A non-negotiable right

- Bernade e Wicks

Sometimes, inequality is loud. Sometimes, it kicks and screams and demands attention. But, more often, inequality is quiet. More often, it treads softly in the shadows. And that’s where it thrives and festers into something even more insidious.

The right to equality is one of the most fundamenta­l. It is an enabling right, a preconditi­on for the realisatio­n of other rights.

There are times when certain rights can and should be limited.

Like during a state of disaster.

But the right to equality isn’t one of those. The right to equality – which provides that everyone is equal before the law and has the right to equal protection and benefit of the law – is a non-derogable right.

Not even in the face of a global pandemic can, or should, the right to equality be compromise­d. Theoretica­lly.

South Africa is one of the most unequal countries in the world and it has been for a long time, but the Covid-19 pandemic has further deepened the already gaping chasm that divides the privileged and the not-so-privileged.

Case in point: Justice Shabangu and George Mphotshe. As waste pickers, when the lockdown took effect, the two men were stripped of their only means of making an income.

Driven to desperatio­n, in early April they broke the lockdown rules and ventured out into the streets to try and collect recyclable­s they could trade for money for food. They were arrested and charged. And then they were locked up for three months.

At about the same time Shabangu and Mphotshe were arrested, another lockdown defier was making headlines: Stella Ndabeni-Abrahams, the minister of communicat­ions, telecommun­ications and postal services. A photo of Ndabeni-Abrahams and the former deputy minister of higher education, Mduduzi Manana, having lunch together at the latter’s home found its way onto social media and quickly went viral.

Her penance? She was made to pay a R1 000 admission of guilt fine, suspended for two months (one unpaid) and had to make a public apology.

It’s not that Ndabeni-Abrahams got off lightly. It could be argued she did but, in the eyes of the law, her punishment fits her crime.

No, it’s that Shabangu and Mphotshe didn’t get off lightly. And they should have. Their punishment did not fit their crime.

You don’t have to agree with the lockdown regulation­s but you do have to follow them because they represent something much bigger: the rule of law.

And when we begin picking and choosing when the rule of law matters and when it doesn’t, we start down a slippery slope.

But the regulation­s have made life hard and they’ve created grey areas.

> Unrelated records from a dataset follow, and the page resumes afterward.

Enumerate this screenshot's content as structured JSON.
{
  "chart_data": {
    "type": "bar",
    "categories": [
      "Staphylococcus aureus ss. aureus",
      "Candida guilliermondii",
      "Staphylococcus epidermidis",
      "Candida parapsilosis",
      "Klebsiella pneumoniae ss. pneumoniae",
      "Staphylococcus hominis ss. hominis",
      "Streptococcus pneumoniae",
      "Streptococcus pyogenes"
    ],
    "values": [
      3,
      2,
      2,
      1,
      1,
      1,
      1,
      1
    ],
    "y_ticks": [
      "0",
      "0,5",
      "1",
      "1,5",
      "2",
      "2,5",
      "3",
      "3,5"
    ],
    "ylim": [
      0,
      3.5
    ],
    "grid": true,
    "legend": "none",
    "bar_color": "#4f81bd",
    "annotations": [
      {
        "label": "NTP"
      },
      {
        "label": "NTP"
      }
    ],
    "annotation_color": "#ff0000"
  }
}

The system acknowledg­es that and it provides for a measure of mercy for ordinary people still learning their way around the new world that Covid-19 brought with it.

Ndabeni-Abrahams was afforded that mercy when she found herself on the wrong side of the regulation­s but, somehow, Shabangu and Mphotshe were not.

The system failed them.

It took three months and, in the end, a high court order to release Shabangu and Mphotshe.

Because sometimes inequality is loud. Sometimes it kicks and screams and demands attention. But, more often, inequality is quiet. More often it treads softly in the shadows. And that’s where it thrives and festers into something even more insidious.

When we begin picking and choosing when the rule of law matters and when it doesn’t, we start down a slippery slope.